L’événement, dans la cité des grands marchands, coïncida, cette année-là, avec les palabres d’un Congrès d’art. Le peintre, d’une attitude assurée, vitupéra le vieil idéal et promulgua le Réalisme. « En concluant à la négation de l’idéal et de tout ce qui s’en suit, j’arrive à l’émancipation de l’individu et finalement à la démocratie » (Gustave Courbet, peintre, par Georges Riat). Ce fut, en tant que peinture, le triomphe de la jeune école belge autant que son propre triomphe : il dut dissiper les derniers levains de sa rancune contre les Philistins de Paris. L’Art libre, à Bruxelles, dès ce moment, virtuellement fut fondé.

Courbet, comme un roi, traversa les provinces. Il n’était plus le Bacchus indien, voluptueux et beau, du premier voyage. Ou plutôt c’était un autre Bacchus, gras et ventru comme le Sylène des bacchanales d’un Rubens. Il passait, escorté de peintres, fêté en des beuveries et des ripailles où il régnait comme dans sa peinture. A table, chez les particuliers, il avait le parler franc et le gilet déboutonné. Rien ne l’empêchait de prendre ses aises ; partout où il allait, il commençait par se mettre en bras de chemise. « Ce monsieur Courbet qui avait une si belle tête et les bras comme un ours ! » me disait une vieille dame qui se rappelait avoir dîné avec lui. La cordialité belge l’enveloppa, chaude et simple : peut-être il n’y fut pas insensible, bien que porté à considérer l’éloge et le reste comme un droit. Il s’abandonnait peu et, rentré à Paris, parut avoir oublié cette conquête de tout un peuple.

Cette fois Félicien Rops l’approcha ; comme le groupe entier, il avait été


La cuisinière d’Anseremme.



touché par l’art rude et sain du peintre ; mais, avisé et finaud, avec son pli de malice aux yeux, il n’avait pas été longtemps sans remarquer l’enflure de vanité et de gros mépris qui se cachait sous la bonhomie du compère. Wallon volontiers paysannant, il se tint en garde contre le paysan matois qui parfois les « roulait, » comme en ce matin clair où, avant accepté de leur donner à tous une leçon de peinture sur nature, il les promena pendant des heures et après avoir pris vingt fois ses pinceaux et les avoir remis dans la boîte, déclara qu’il ne se sentait pas « émeu ». D’humeur indépendante au surplus, notre artiste observa toujours une fierté un peu distante envers les compagnies.

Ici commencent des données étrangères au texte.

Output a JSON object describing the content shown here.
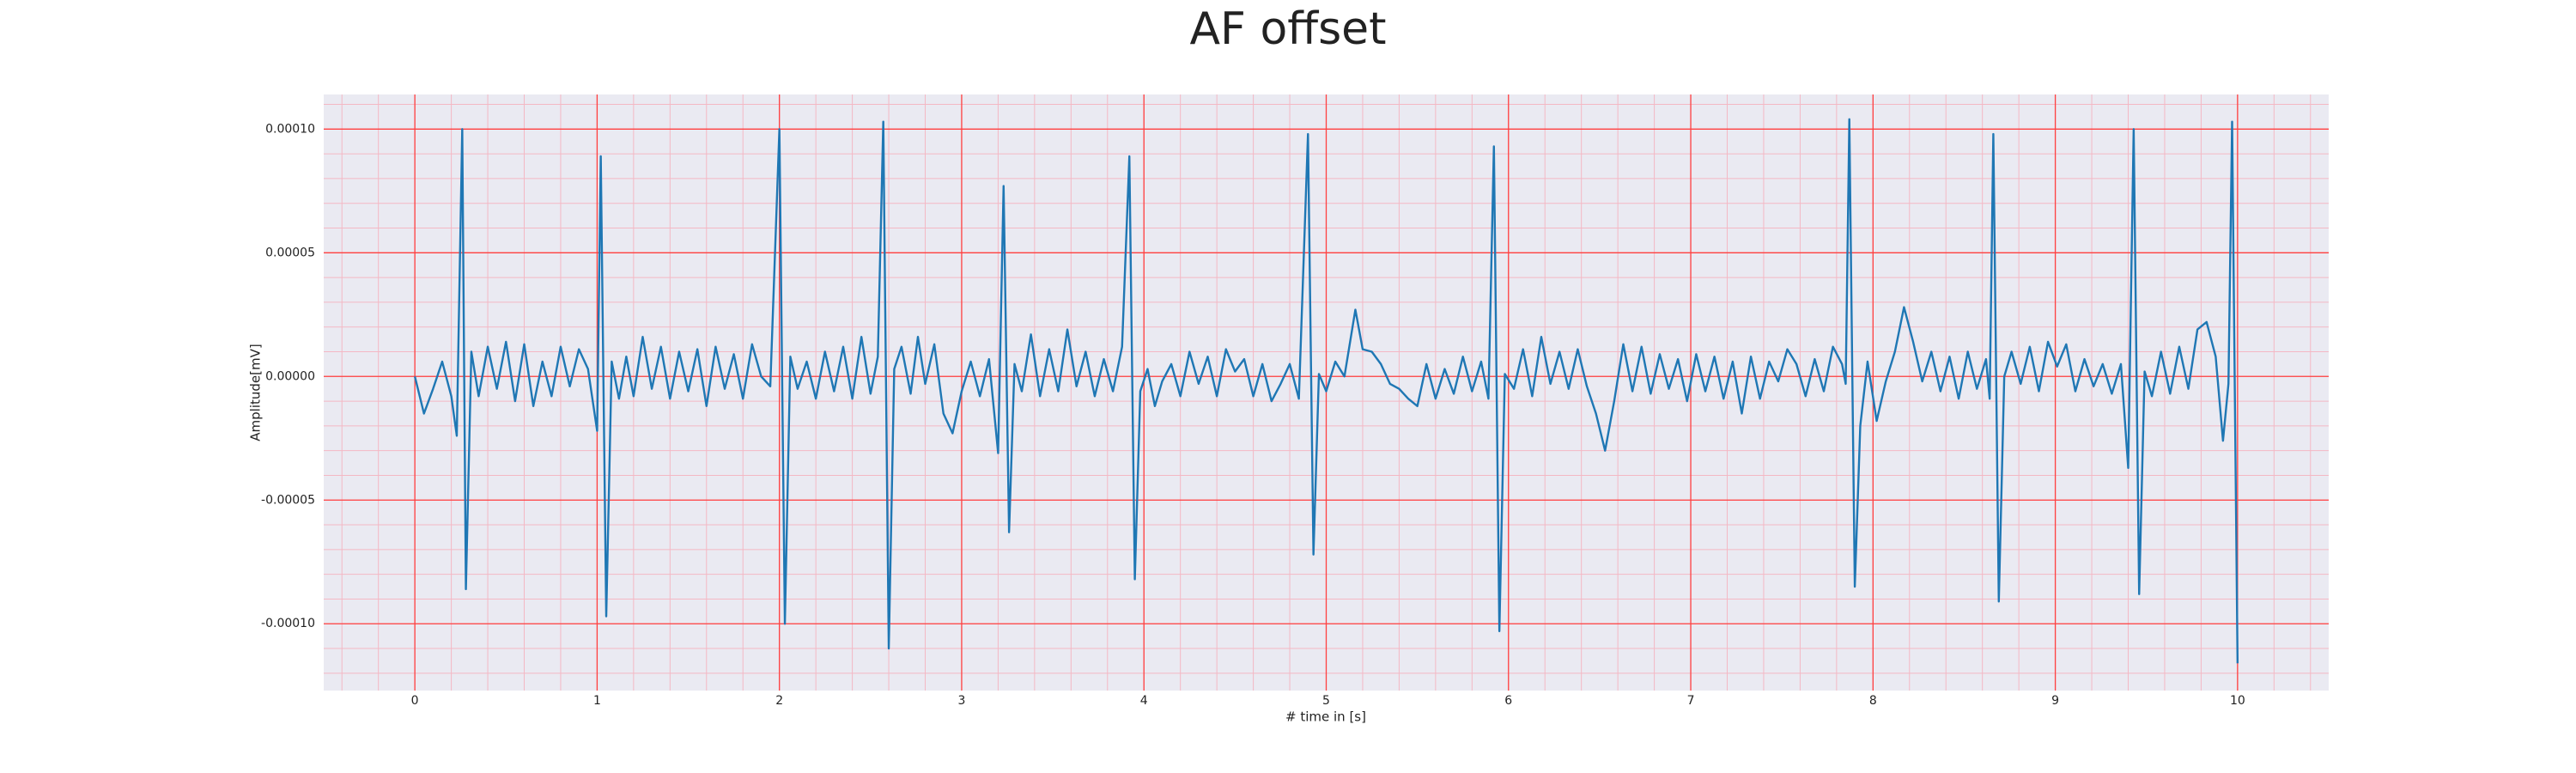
{
  "chart_data": {
    "type": "line",
    "title": "AF offset",
    "x_label": "# time in [s]",
    "y_label": "Amplitude[mV]",
    "x": [
      0,
      0.05,
      0.1,
      0.15,
      0.2,
      0.23,
      0.26,
      0.28,
      0.31,
      0.35,
      0.4,
      0.45,
      0.5,
      0.55,
      0.6,
      0.65,
      0.7,
      0.75,
      0.8,
      0.85,
      0.9,
      0.95,
      1,
      1.02,
      1.05,
      1.08,
      1.12,
      1.16,
      1.2,
      1.25,
      1.3,
      1.35,
      1.4,
      1.45,
      1.5,
      1.55,
      1.6,
      1.65,
      1.7,
      1.75,
      1.8,
      1.85,
      1.9,
      1.95,
      2,
      2.03,
      2.06,
      2.1,
      2.15,
      2.2,
      2.25,
      2.3,
      2.35,
      2.4,
      2.45,
      2.5,
      2.54,
      2.57,
      2.6,
      2.63,
      2.67,
      2.72,
      2.76,
      2.8,
      2.85,
      2.9,
      2.95,
      3,
      3.05,
      3.1,
      3.15,
      3.2,
      3.23,
      3.26,
      3.29,
      3.33,
      3.38,
      3.43,
      3.48,
      3.53,
      3.58,
      3.63,
      3.68,
      3.73,
      3.78,
      3.83,
      3.88,
      3.92,
      3.95,
      3.98,
      4.02,
      4.06,
      4.1,
      4.15,
      4.2,
      4.25,
      4.3,
      4.35,
      4.4,
      4.45,
      4.5,
      4.55,
      4.6,
      4.65,
      4.7,
      4.75,
      4.8,
      4.85,
      4.9,
      4.93,
      4.96,
      5,
      5.05,
      5.1,
      5.16,
      5.2,
      5.25,
      5.3,
      5.35,
      5.4,
      5.45,
      5.5,
      5.55,
      5.6,
      5.65,
      5.7,
      5.75,
      5.8,
      5.85,
      5.89,
      5.92,
      5.95,
      5.98,
      6.03,
      6.08,
      6.13,
      6.18,
      6.23,
      6.28,
      6.33,
      6.38,
      6.43,
      6.48,
      6.53,
      6.58,
      6.63,
      6.68,
      6.73,
      6.78,
      6.83,
      6.88,
      6.93,
      6.98,
      7.03,
      7.08,
      7.13,
      7.18,
      7.23,
      7.28,
      7.33,
      7.38,
      7.43,
      7.48,
      7.53,
      7.58,
      7.63,
      7.68,
      7.73,
      7.78,
      7.83,
      7.85,
      7.87,
      7.9,
      7.93,
      7.97,
      8.02,
      8.07,
      8.12,
      8.17,
      8.22,
      8.27,
      8.32,
      8.37,
      8.42,
      8.47,
      8.52,
      8.57,
      8.62,
      8.64,
      8.66,
      8.69,
      8.72,
      8.76,
      8.81,
      8.86,
      8.91,
      8.96,
      9.01,
      9.06,
      9.11,
      9.16,
      9.21,
      9.26,
      9.31,
      9.36,
      9.4,
      9.43,
      9.46,
      9.49,
      9.53,
      9.58,
      9.63,
      9.68,
      9.73,
      9.78,
      9.83,
      9.88,
      9.92,
      9.95,
      9.97,
      10
    ],
    "series": [
      {
        "color": "#1f77b4",
        "values": [
          0,
          -1.5e-05,
          -5e-06,
          6e-06,
          -8e-06,
          -2.4e-05,
          0.0001,
          -8.6e-05,
          1e-05,
          -8e-06,
          1.2e-05,
          -5e-06,
          1.4e-05,
          -1e-05,
          1.3e-05,
          -1.2e-05,
          6e-06,
          -8e-06,
          1.2e-05,
          -4e-06,
          1.1e-05,
          3e-06,
          -2.2e-05,
          8.9e-05,
          -9.7e-05,
          6e-06,
          -9e-06,
          8e-06,
          -8e-06,
          1.6e-05,
          -5e-06,
          1.2e-05,
          -9e-06,
          1e-05,
          -6e-06,
          1.1e-05,
          -1.2e-05,
          1.2e-05,
          -5e-06,
          9e-06,
          -9e-06,
          1.3e-05,
          0,
          -4e-06,
          0.0001,
          -0.0001,
          8e-06,
          -5e-06,
          6e-06,
          -9e-06,
          1e-05,
          -6e-06,
          1.2e-05,
          -9e-06,
          1.6e-05,
          -7e-06,
          8e-06,
          0.000103,
          -0.00011,
          3e-06,
          1.2e-05,
          -7e-06,
          1.6e-05,
          -3e-06,
          1.3e-05,
          -1.5e-05,
          -2.3e-05,
          -6e-06,
          6e-06,
          -8e-06,
          7e-06,
          -3.1e-05,
          7.7e-05,
          -6.3e-05,
          5e-06,
          -6e-06,
          1.7e-05,
          -8e-06,
          1.1e-05,
          -6e-06,
          1.9e-05,
          -4e-06,
          1e-05,
          -8e-06,
          7e-06,
          -6e-06,
          1.2e-05,
          8.9e-05,
          -8.2e-05,
          -6e-06,
          3e-06,
          -1.2e-05,
          -2e-06,
          5e-06,
          -8e-06,
          1e-05,
          -3e-06,
          8e-06,
          -8e-06,
          1.1e-05,
          2e-06,
          7e-06,
          -8e-06,
          5e-06,
          -1e-05,
          -3e-06,
          5e-06,
          -9e-06,
          9.8e-05,
          -7.2e-05,
          1e-06,
          -6e-06,
          6e-06,
          0,
          2.7e-05,
          1.1e-05,
          1e-05,
          5e-06,
          -3e-06,
          -5e-06,
          -9e-06,
          -1.2e-05,
          5e-06,
          -9e-06,
          3e-06,
          -7e-06,
          8e-06,
          -6e-06,
          6e-06,
          -9e-06,
          9.3e-05,
          -0.000103,
          1e-06,
          -5e-06,
          1.1e-05,
          -8e-06,
          1.6e-05,
          -3e-06,
          1e-05,
          -5e-06,
          1.1e-05,
          -4e-06,
          -1.5e-05,
          -3e-05,
          -1e-05,
          1.3e-05,
          -6e-06,
          1.2e-05,
          -7e-06,
          9e-06,
          -5e-06,
          7e-06,
          -1e-05,
          9e-06,
          -6e-06,
          8e-06,
          -9e-06,
          6e-06,
          -1.5e-05,
          8e-06,
          -9e-06,
          6e-06,
          -2e-06,
          1.1e-05,
          5e-06,
          -8e-06,
          7e-06,
          -6e-06,
          1.2e-05,
          5e-06,
          -3e-06,
          0.000104,
          -8.5e-05,
          -2e-05,
          6e-06,
          -1.8e-05,
          -2e-06,
          1e-05,
          2.8e-05,
          1.4e-05,
          -2e-06,
          1e-05,
          -6e-06,
          8e-06,
          -9e-06,
          1e-05,
          -5e-06,
          7e-06,
          -9e-06,
          9.8e-05,
          -9.1e-05,
          0,
          1e-05,
          -3e-06,
          1.2e-05,
          -6e-06,
          1.4e-05,
          4e-06,
          1.3e-05,
          -6e-06,
          7e-06,
          -4e-06,
          5e-06,
          -7e-06,
          5e-06,
          -3.7e-05,
          0.0001,
          -8.8e-05,
          2e-06,
          -8e-06,
          1e-05,
          -7e-06,
          1.2e-05,
          -5e-06,
          1.9e-05,
          2.2e-05,
          8e-06,
          -2.6e-05,
          -3e-06,
          0.000103,
          -0.000116
        ]
      }
    ],
    "xlim": [
      -0.5,
      10.5
    ],
    "ylim": [
      -0.000127,
      0.000114
    ],
    "xticks": [
      0,
      1,
      2,
      3,
      4,
      5,
      6,
      7,
      8,
      9,
      10
    ],
    "yticks": [
      {
        "value": -0.0001,
        "label": "-0.00010"
      },
      {
        "value": -5e-05,
        "label": "-0.00005"
      },
      {
        "value": 0,
        "label": "0.00000"
      },
      {
        "value": 5e-05,
        "label": "0.00005"
      },
      {
        "value": 0.0001,
        "label": "0.00010"
      }
    ],
    "grid": true,
    "grid_color": "#ff4040",
    "minor_grid": {
      "x_step": 0.2,
      "y_step": 1e-05,
      "color": "#f4b8c4"
    },
    "background": "#eaeaf2"
  }
}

On peut donc croire qu’il le regarda marcher dans sa gloire ainsi que le peignit en des vers fameux Banville, mais sans trop l’accointer.

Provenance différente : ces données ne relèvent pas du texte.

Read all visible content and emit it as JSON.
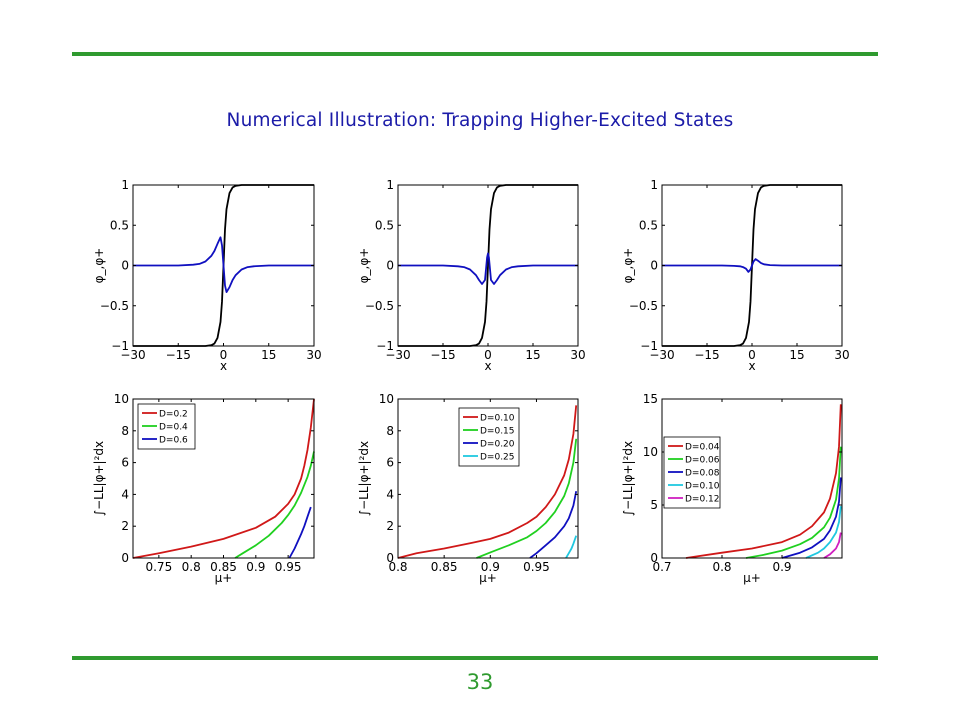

Qu’il en tînt pour sa cuisine de peintre, condimenté selon les meilleures recettes d’Espagne et de Flandre, nul doute. Il en prit même un tantinet la sauce pour l’accommoder à ses venaisons ; elle lui procura le liant duquel il fit ses propres coulis ; elle releva son sens de la figure et tonifia son accent d’art personnel. Mais une différence se marquait ensuite ; elle fut sensible dans les deux Enterrements, celui d’Ornans et celui du pays wallon. Courbet, nullement inventif, prenait la nature comme elle lui venait ; tout Ornans posa pour son assistance ; et la toile se déroula, énorme, comme un état civil, comme un instantané. Il n’y mit que la symétrie d’une ordonnance générale et tout le reste fut de la peinture. Ce fut suffisant à faire, de ce prodigieux tableau de famille où tout le monde se connaissait et se reconnut, l’un des quatre ou cinq grands morceaux d’un siècle, à côté des plus considérables que léguèrent les autres.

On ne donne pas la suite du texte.